The issue of safety in forest operations has emerged after a senior forest conservator died yesterday (3 March) following an attack by a wild tusker in Nagarahole Tiger Reserve in Karnataka.
Forty-five-year-old senior Indian Forest Service official, S Manikandan, was attacked in the DB Kuppe range, which is now being frequented by elephants due to the availability of water.
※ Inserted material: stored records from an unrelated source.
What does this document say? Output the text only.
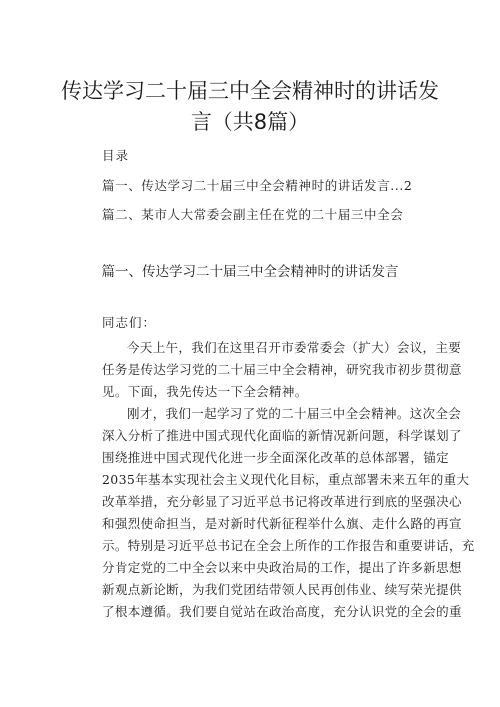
传达学习二十届三中全会精神时的讲话发
言（共8篇）
目录
篇一、传达学习二十届三中全会精神时的讲话发言...2
篇二、某市人大常委会副主任在党的二十届三中全会
篇一、传达学习二十届三中全会精神时的讲话发言
同志们：
今天上午，我们在这里召开市委常委会（扩大）会议，主要
任务是传达学习党的二十届三中全会精神，研究我市初步贯彻意
见。下面，我先传达一下全会精神。
刚才，我们一起学习了党的二十届三中全会精神。这次全会
深入分析了推进中国式现代化面临的新情况新问题，科学谋划了
围绕推进中国式现代化进一步全面深化改革的总体部署，锚定
2035年基本实现社会主义现代化目标，重点部署未来五年的重大
改革举措，充分彰显了习近平总书记将改革进行到底的坚强决心
和强烈使命担当，是对新时代新征程举什么旗、走什么路的再宣
示。特别是习近平总书记在全会上所作的工作报告和重要讲话，充
分肯定党的二中全会以来中央政治局的工作，提出了许多新思想
新观点新论断，为我们党团结带领人民再创伟业、续写荣光提供
了根本遵循。我们要自觉站在政治高度，充分认识党的全会的重
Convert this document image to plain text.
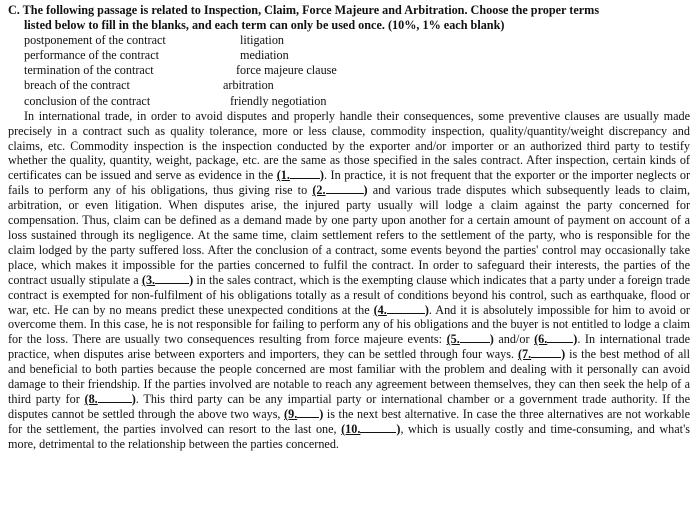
C. The following passage is related to Inspection, Claim, Force Majeure and Arbitration. Choose the proper terms
listed below to fill in the blanks, and each term can only be used once. (10%, 1% each blank)

postponement of the contract	litigation
performance of the contract	mediation
termination of the contract	force majeure clause
breach of the contract	arbitration
conclusion of the contract	friendly negotiation

In international trade, in order to avoid disputes and properly handle their consequences, some preventive clauses are usually made precisely in a contract such as quality tolerance, more or less clause, commodity inspection, quality/quantity/weight discrepancy and claims, etc. Commodity inspection is the inspection conducted by the exporter and/or importer or an authorized third party to testify whether the quality, quantity, weight, package, etc. are the same as those specified in the sales contract. After inspection, certain kinds of certificates can be issued and serve as evidence in the (1. ). In practice, it is not frequent that the exporter or the importer neglects or fails to perform any of his obligations, thus giving rise to (2.	) and various trade disputes which subsequently leads to claim, arbitration, or even litigation. When disputes arise, the injured party usually will lodge a claim against the party concerned for compensation. Thus, claim can be defined as a demand made by one party upon another for a certain amount of payment on account of a loss sustained through its negligence. At the same time, claim settlement refers to the settlement of the party, who is responsible for the claim lodged by the party suffered loss. After the conclusion of a contract, some events beyond the parties' control may occasionally take place, which makes it impossible for the parties concerned to fulfil the contract. In order to safeguard their interests, the parties of the contract usually stipulate a (3.	) in the sales contract, which is the exempting clause which indicates that a party under a foreign trade contract is exempted for non-fulfilment of his obligations totally as a result of conditions beyond his control, such as earthquake, flood or war, etc. He can by no means predict these unexpected conditions at the (4.	). And it is absolutely impossible for him to avoid or overcome them. In this case, he is not responsible for failing to perform any of his obligations and the buyer is not entitled to lodge a claim for the loss. There are usually two consequences resulting from force majeure events: (5. ) and/or (6. ). In international trade practice, when disputes arise between exporters and importers, they can be settled through four ways. (7. ) is the best method of all and beneficial to both parties because the people concerned are most familiar with the problem and dealing with it personally can avoid damage to their friendship. If the parties involved are notable to reach any agreement between themselves, they can then seek the help of a third party for (8.	). This third party can be any impartial party or international chamber or a government trade authority. If the disputes cannot be settled through the above two ways, (9. ) is the next best alternative. In case the three alternatives are not workable for the settlement, the parties involved can resort to the last one, (10.	), which is usually costly and time-consuming, and what's more, detrimental to the relationship between the parties concerned.
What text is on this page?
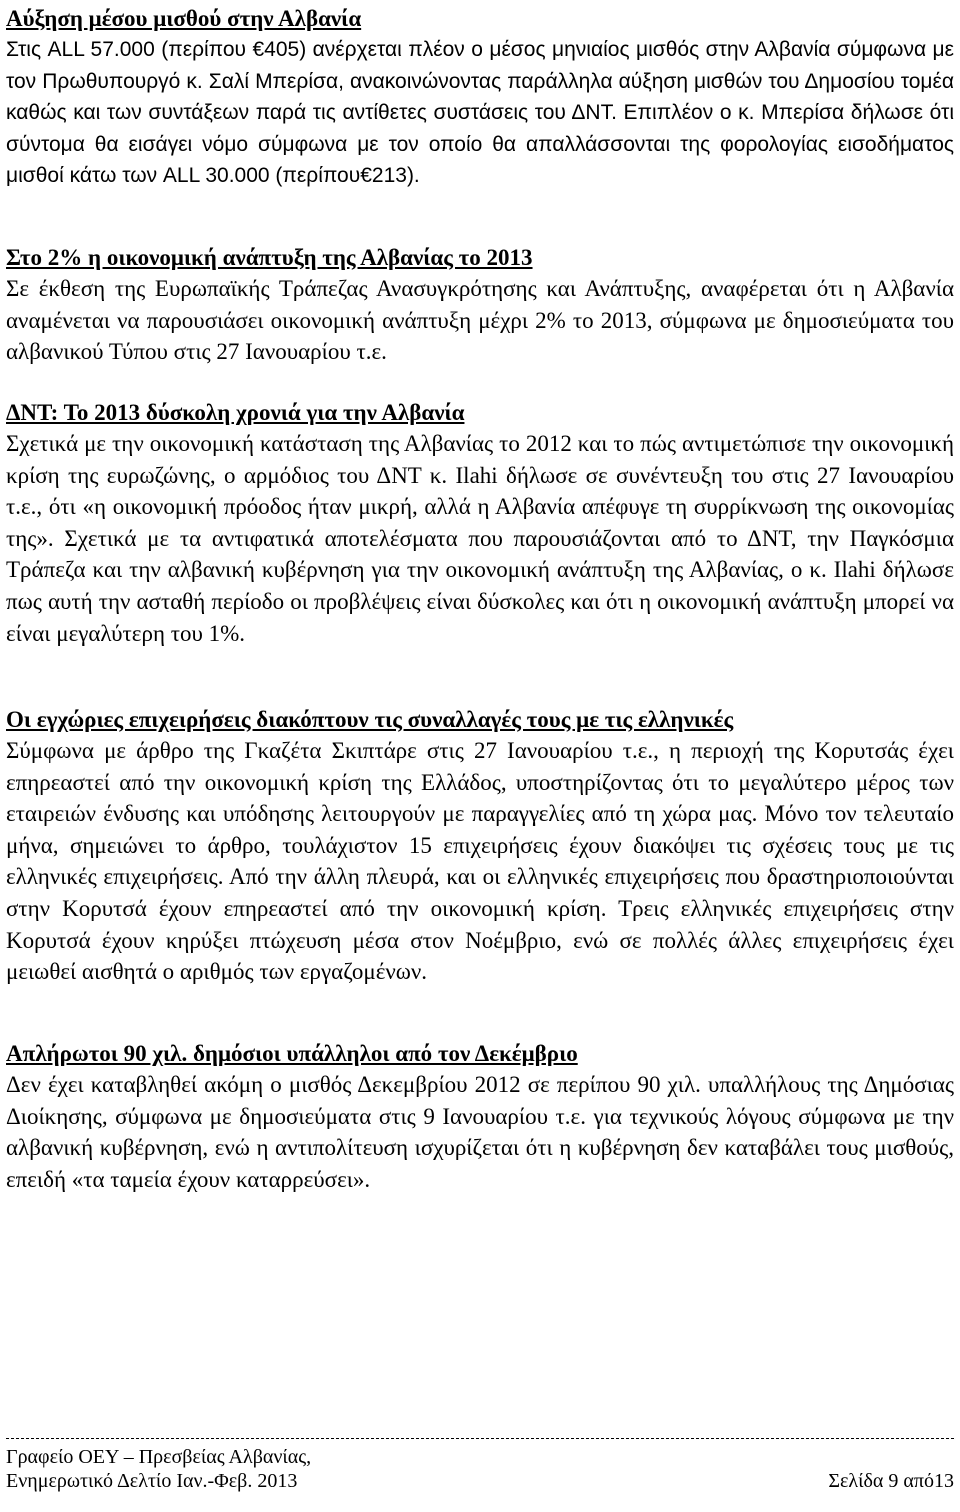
Αύξηση μέσου μισθού στην Αλβανία

Στις ALL 57.000 (περίπου €405) ανέρχεται πλέον ο μέσος μηνιαίος μισθός στην Αλβανία σύμφωνα με τον Πρωθυπουργό κ. Σαλί Μπερίσα, ανακοινώνοντας παράλληλα αύξηση μισθών του Δημοσίου τομέα καθώς και των συντάξεων παρά τις αντίθετες συστάσεις του ΔΝΤ. Επιπλέον ο κ. Μπερίσα δήλωσε ότι σύντομα θα εισάγει νόμο σύμφωνα με τον οποίο θα απαλλάσσονται της φορολογίας εισοδήματος μισθοί κάτω των ALL 30.000 (περίπου€213).

Στο 2% η οικονομική ανάπτυξη της Αλβανίας το 2013

Σε έκθεση της Ευρωπαϊκής Τράπεζας Ανασυγκρότησης και Ανάπτυξης, αναφέρεται ότι η Αλβανία αναμένεται να παρουσιάσει οικονομική ανάπτυξη μέχρι 2% το 2013, σύμφωνα με δημοσιεύματα του αλβανικού Τύπου στις 27 Ιανουαρίου τ.ε.

ΔΝΤ: Το 2013 δύσκολη χρονιά για την Αλβανία

Σχετικά με την οικονομική κατάσταση της Αλβανίας το 2012 και το πώς αντιμετώπισε την οικονομική κρίση της ευρωζώνης, ο αρμόδιος του ΔΝΤ κ. Ilahi δήλωσε σε συνέντευξη του στις 27 Ιανουαρίου τ.ε., ότι «η οικονομική πρόοδος ήταν μικρή, αλλά η Αλβανία απέφυγε τη συρρίκνωση της οικονομίας της». Σχετικά με τα αντιφατικά αποτελέσματα που παρουσιάζονται από το ΔΝΤ, την Παγκόσμια Τράπεζα και την αλβανική κυβέρνηση για την οικονομική ανάπτυξη της Αλβανίας, ο κ. Ilahi δήλωσε πως αυτή την ασταθή περίοδο οι προβλέψεις είναι δύσκολες και ότι η οικονομική ανάπτυξη μπορεί να είναι μεγαλύτερη του 1%.

Οι εγχώριες επιχειρήσεις διακόπτουν τις συναλλαγές τους με τις ελληνικές

Σύμφωνα με άρθρο της Γκαζέτα Σκιπτάρε στις 27 Ιανουαρίου τ.ε., η περιοχή της Κορυτσάς έχει επηρεαστεί από την οικονομική κρίση της Ελλάδος, υποστηρίζοντας ότι το μεγαλύτερο μέρος των εταιρειών ένδυσης και υπόδησης λειτουργούν με παραγγελίες από τη χώρα μας. Μόνο τον τελευταίο μήνα, σημειώνει το άρθρο, τουλάχιστον 15 επιχειρήσεις έχουν διακόψει τις σχέσεις τους με τις ελληνικές επιχειρήσεις. Από την άλλη πλευρά, και οι ελληνικές επιχειρήσεις που δραστηριοποιούνται στην Κορυτσά έχουν επηρεαστεί από την οικονομική κρίση. Τρεις ελληνικές επιχειρήσεις στην Κορυτσά έχουν κηρύξει πτώχευση μέσα στον Νοέμβριο, ενώ σε πολλές άλλες επιχειρήσεις έχει μειωθεί αισθητά ο αριθμός των εργαζομένων.

Απλήρωτοι 90 χιλ. δημόσιοι υπάλληλοι από τον Δεκέμβριο

Δεν έχει καταβληθεί ακόμη ο μισθός Δεκεμβρίου 2012 σε περίπου 90 χιλ. υπαλλήλους της Δημόσιας Διοίκησης, σύμφωνα με δημοσιεύματα στις 9 Ιανουαρίου τ.ε. για τεχνικούς λόγους σύμφωνα με την αλβανική κυβέρνηση, ενώ η αντιπολίτευση ισχυρίζεται ότι η κυβέρνηση δεν καταβάλει τους μισθούς, επειδή «τα ταμεία έχουν καταρρεύσει».

Γραφείο ΟΕΥ – Πρεσβείας Αλβανίας,
Ενημερωτικό Δελτίο Ιαν.-Φεβ. 2013	Σελίδα 9 από13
The officer had gone there along with a few staff members to assess damage caused by a minor forest fire, when the tusker, standing amidst the bushes, attacked the party from behind, killing the officer.
He was rushed to a hospital in H D Kote, where he was declared dead.
Elephant expert Ajay Desai also said the animal could have been in musth or panicked due to the noise. It will be uncalled for if the elephant is captured, he added.
Praveen Bhargav, Trustee, Wildlife First, said: "This is a tragic incident. One thing Manikandan did was shifting of tourism outside the Nagarahole park, which helps reduce disturbance inside the park."
Manikandan rerouted the movement of safari from Nagarahole to Nanchi to Nagarahole to Veeranahosahalli, to better secure the reserve.
Retd principal chief conservator of Forests Avani Kumar Verma said such incidents prove the dangers forest officials face, but still they are not recognised for their services.
His wife will be given a job on compassionate grounds, said Punati Sridhar, Principal Chief Conservator of Forests, adding, a suitable compensation is also being discussed.
Manikandan was a 2001 batch officer and from Madurai in Tamil Nadu. He is survived by his wife, a son and a daughter. An official confirmed that the post mortem will be performed at the K R Hospital in Mysuru after which the body would be taken to Madurai for last rites.